Doc Savage and the Shadow are two of the greatest pulp heroes of all time. Yet, they’ve never met in their original book medium. There have been attempts to do this in comic book form, but the ones I’ve read have been somewhat underwhelming.

The Sinister Shadow by Will Murray takes an original idea by Lester Dent in order to bring these two legends of the 1930s together in one book.

In the books, “Lamont Cranston” was not the true identity of the Shadow. Rather, the Shadow forced Cranston to let him impersonate him when Cranston was away from the city (which was most of the time) on the threat that, if he didn’t, the Shadow would completely steal Cranston’s identity, leaving Cranston without a place in the world because somebody’s got to fight evil, right? In the pulps, Cranston’s amused by this and agrees. In this book, Cranston isn’t as much amused as resigned.

However, Cranston receives a blackmail notice from a villain identifying himself as the Funeral Director who threatens to kill Cranston unless he gives him $50,000. Cranston thinks the villain is the Shadow and turns to Doc Savage’s aide Ham Brooks for help. Before they can get to Doc, both are kidnapped. This leads to both the Shadow and Doc Savage being on the trail of the Funeral Director.

The book has a lot to offer. Much of it is spent with Doc and friends suspecting the Shadow as the creepy methods of the Funeral Director seem his style and the Shadow works outside the law while Doc is an honorary Inspector for the NYPD. In addition, Doc and his men have a no killing rule, while the Shadow has no qualms about dealing out rough justice to the criminal world. Thus our two protagonists spend time hunting and battling each other before turning to the real bad guy. These parts of the book are fun and Murray does a good job writing both characters. Doc’s men are their usual selves while Doc remains ever the unflappable and brilliant man of bronze. The Shadow is mysterious and baffles the great Doc Savage with his strange methods. Doc’s assistants also are great though they’re pushed more to the background than usual. The Shadow’s henchmen are generic and lack a lot of personality.

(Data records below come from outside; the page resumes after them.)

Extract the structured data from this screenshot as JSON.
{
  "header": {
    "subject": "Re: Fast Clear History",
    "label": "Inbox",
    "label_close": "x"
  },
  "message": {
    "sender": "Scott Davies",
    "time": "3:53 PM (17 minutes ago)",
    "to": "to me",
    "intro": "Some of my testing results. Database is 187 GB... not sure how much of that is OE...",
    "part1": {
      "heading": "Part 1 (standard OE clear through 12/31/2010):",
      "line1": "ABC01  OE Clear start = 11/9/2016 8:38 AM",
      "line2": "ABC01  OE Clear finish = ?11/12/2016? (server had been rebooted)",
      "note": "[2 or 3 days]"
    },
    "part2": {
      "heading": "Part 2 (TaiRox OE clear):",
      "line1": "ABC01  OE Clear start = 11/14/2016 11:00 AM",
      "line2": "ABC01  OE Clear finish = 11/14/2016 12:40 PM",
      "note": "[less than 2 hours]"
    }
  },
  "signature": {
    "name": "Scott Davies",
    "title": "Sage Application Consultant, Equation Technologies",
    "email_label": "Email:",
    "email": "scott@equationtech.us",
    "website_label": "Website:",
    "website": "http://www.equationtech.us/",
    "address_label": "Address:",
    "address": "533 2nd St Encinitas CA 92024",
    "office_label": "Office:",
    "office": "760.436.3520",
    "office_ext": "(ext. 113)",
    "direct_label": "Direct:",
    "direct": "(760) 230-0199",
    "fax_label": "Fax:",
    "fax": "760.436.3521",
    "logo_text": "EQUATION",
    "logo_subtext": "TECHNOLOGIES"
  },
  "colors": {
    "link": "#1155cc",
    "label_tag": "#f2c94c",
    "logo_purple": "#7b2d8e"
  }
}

As for the villain, the Funeral Director is a perfect foil for our protagonists. He’s a creepy, evil villain whose theme is centered around death and dying complete with coffins. It seems like an obvious idea for a supervillain but I’ve never read it done before. Why the Funeral Director came after Cranston is never satisfactorily explained and it comes off as a plot convenience.

This book is enjoyable, though it’s not Shakespeare or even Raymond Chandler. It’s a new pulp adventure team up from the man who is better at recapturing the spirit of the original pulps than any other writer today. While I won’t say it exceeded my expectations, it certainly met them. After nearly eighty years, Will Murray finally created a story worthy of these two great characters and if you’re a fan of either one, it’s a worthwhile read.